Repaying Student Loans

The Players in the Student Loan Process


You

You

You are the borrower-and ultimately responsible for repaying your student loan according to the terms outlined in the promissory note you signed when you accepted the loan. This promissory note is a binding legal contract that details your repayment obligations, interest rates, and other important loan terms.

By signing it, you've agreed to meet those terms, even if you don't finish your program, can't find a job right away, or are dissatisfied with the education you received.


Your College/University

Your College/University

The college or university you plan to attend creates your financial aid package-including any Federal Direct Loans-using the information from your FAFSA. Your school is also responsible for certifying your student loan eligibility and submitting that certification to the U.S. Department of Education or your lender.

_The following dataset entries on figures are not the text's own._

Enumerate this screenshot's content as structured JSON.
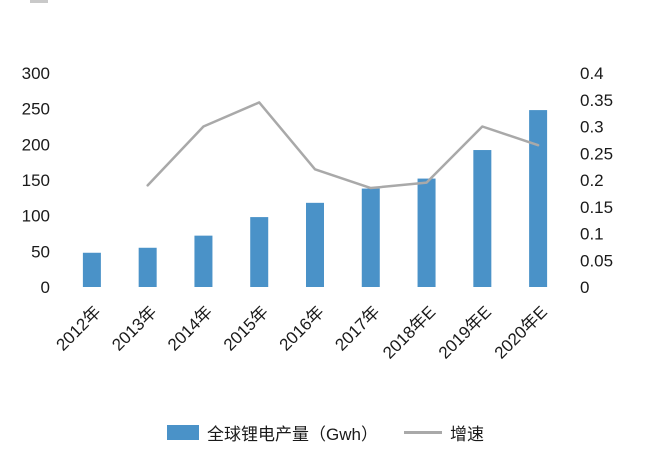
{
  "legend": {
    "bars_label": "全球锂电产量（Gwh）",
    "line_label": "增速"
  },
  "chart_data": {
    "type": "combo",
    "title": "",
    "categories": [
      "2012年",
      "2013年",
      "2014年",
      "2015年",
      "2016年",
      "2017年",
      "2018年E",
      "2019年E",
      "2020年E"
    ],
    "series": [
      {
        "name": "全球锂电产量（Gwh）",
        "type": "bar",
        "axis": "left",
        "color": "#4a92c8",
        "values": [
          48,
          55,
          72,
          98,
          118,
          138,
          152,
          192,
          248
        ]
      },
      {
        "name": "增速",
        "type": "line",
        "axis": "right",
        "color": "#a9a9a9",
        "values": [
          null,
          0.19,
          0.3,
          0.345,
          0.22,
          0.185,
          0.195,
          0.3,
          0.265
        ]
      }
    ],
    "left_axis": {
      "min": 0,
      "max": 300,
      "step": 50,
      "ticks": [
        "300",
        "250",
        "200",
        "150",
        "100",
        "50",
        "0"
      ]
    },
    "right_axis": {
      "min": 0,
      "max": 0.4,
      "step": 0.05,
      "ticks": [
        "0.4",
        "0.35",
        "0.3",
        "0.25",
        "0.2",
        "0.15",
        "0.1",
        "0.05",
        "0"
      ]
    },
    "grid": false,
    "legend_position": "bottom"
  }
}
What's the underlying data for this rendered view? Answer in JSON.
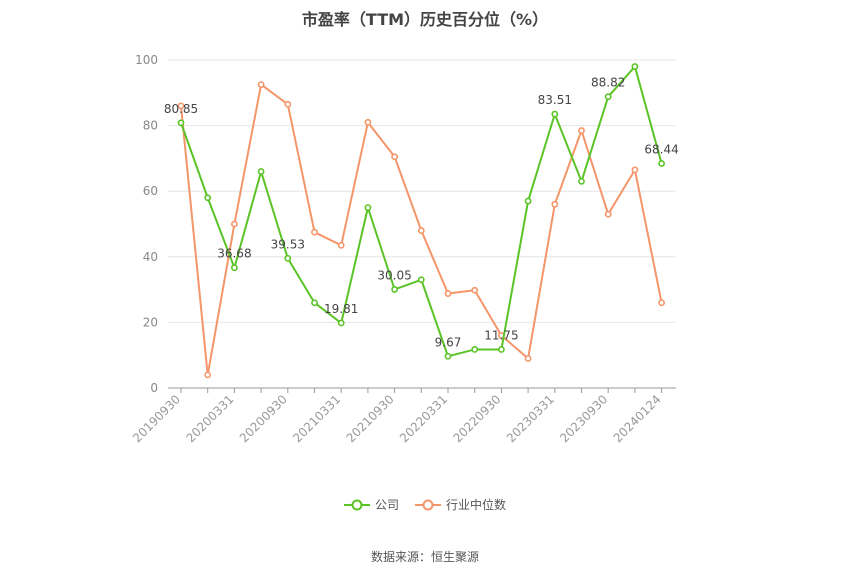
{
  "chart_data": {
    "type": "line",
    "title": "市盈率（TTM）历史百分位（%）",
    "x": [
      "20190930",
      "20191231",
      "20200331",
      "20200630",
      "20200930",
      "20201231",
      "20210331",
      "20210630",
      "20210930",
      "20211231",
      "20220331",
      "20220630",
      "20220930",
      "20221231",
      "20230331",
      "20230630",
      "20230930",
      "20231231",
      "20240124"
    ],
    "x_tick_labels": [
      "20190930",
      "20200331",
      "20200930",
      "20210331",
      "20210930",
      "20220331",
      "20220930",
      "20230331",
      "20230930",
      "20240124"
    ],
    "ylim": [
      0,
      100
    ],
    "yticks": [
      0,
      20,
      40,
      60,
      80,
      100
    ],
    "grid": true,
    "legend_position": "bottom",
    "series": [
      {
        "name": "公司",
        "color": "#5ac427",
        "values": [
          80.85,
          58,
          36.68,
          66,
          39.53,
          26,
          19.81,
          55,
          30.05,
          33,
          9.67,
          11.75,
          11.75,
          57,
          83.51,
          63,
          88.82,
          98,
          68.44
        ],
        "labels": {
          "0": "80.85",
          "2": "36.68",
          "4": "39.53",
          "6": "19.81",
          "8": "30.05",
          "10": "9.67",
          "12": "11.75",
          "14": "83.51",
          "16": "88.82",
          "18": "68.44"
        }
      },
      {
        "name": "行业中位数",
        "color": "#f4956a",
        "values": [
          86,
          4,
          50,
          92.5,
          86.5,
          47.5,
          43.5,
          81,
          70.5,
          48,
          28.8,
          29.8,
          16,
          9,
          56,
          78.5,
          53,
          66.5,
          26
        ]
      }
    ]
  },
  "source_text": "数据来源：恒生聚源"
}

In addition, your school monitors your enrollment status (such as full-time, part-time, or withdrawn) and reports changes to your loan servicer, since these can affect your financial aid and repayment timelines.

 


U.S. Department of Education

U.S. Department of Education

The U.S. Department of Education's Federal Student Aid (FSA) office oversees the federal student loan system. All new federal student loans are made through the William D. Ford Federal Direct Loan Program. FSA sets the rules, eligibility criteria, and repayment terms for these loans. It also manages federal financial aid processing, administers aid programs, and ensures schools and loan servicers comply with federal law.


Your College/University

Your Lender

For federal student loans, the lender is the U.S. Department of Education, which issues all new loans through the William D. Ford Federal Direct Loan Program. You borrow directly from the federal government, and your loan is serviced by a company contracted by Federal Student Aid (FSA).

For private student loans, the lender is usually a bank, credit union, state-based agency, or other private financial institution. These loans are not funded or guaranteed by the federal government, and terms, such as interest rates, repayment options, and borrower protections, are set by the lender.


Servicer

Servicer

Lenders sometimes hire a loan servicer to manage their student loan accounts. The servicer is your main point of contact for questions, billing, and repayment-but they do not own your loan. The lender (such as the U.S. Department of Education for federal loans) still holds the loan, while the servicer handles the day-to-day management.


Secondary Markets

Secondary Markets

Think of a secondary market as a "loan buyer." Your lender might sell your loan to one of these buyers so they have more money to lend to other students. If this happens, the new owner of your loan is called the loan holder, and they'll keep your loan until it's paid off or sold again.

If your loan is sold, both your original lender and the new holder are required to notify you in writing. Your loan terms, such as interest rate and repayment schedule, will not change when the loan is sold.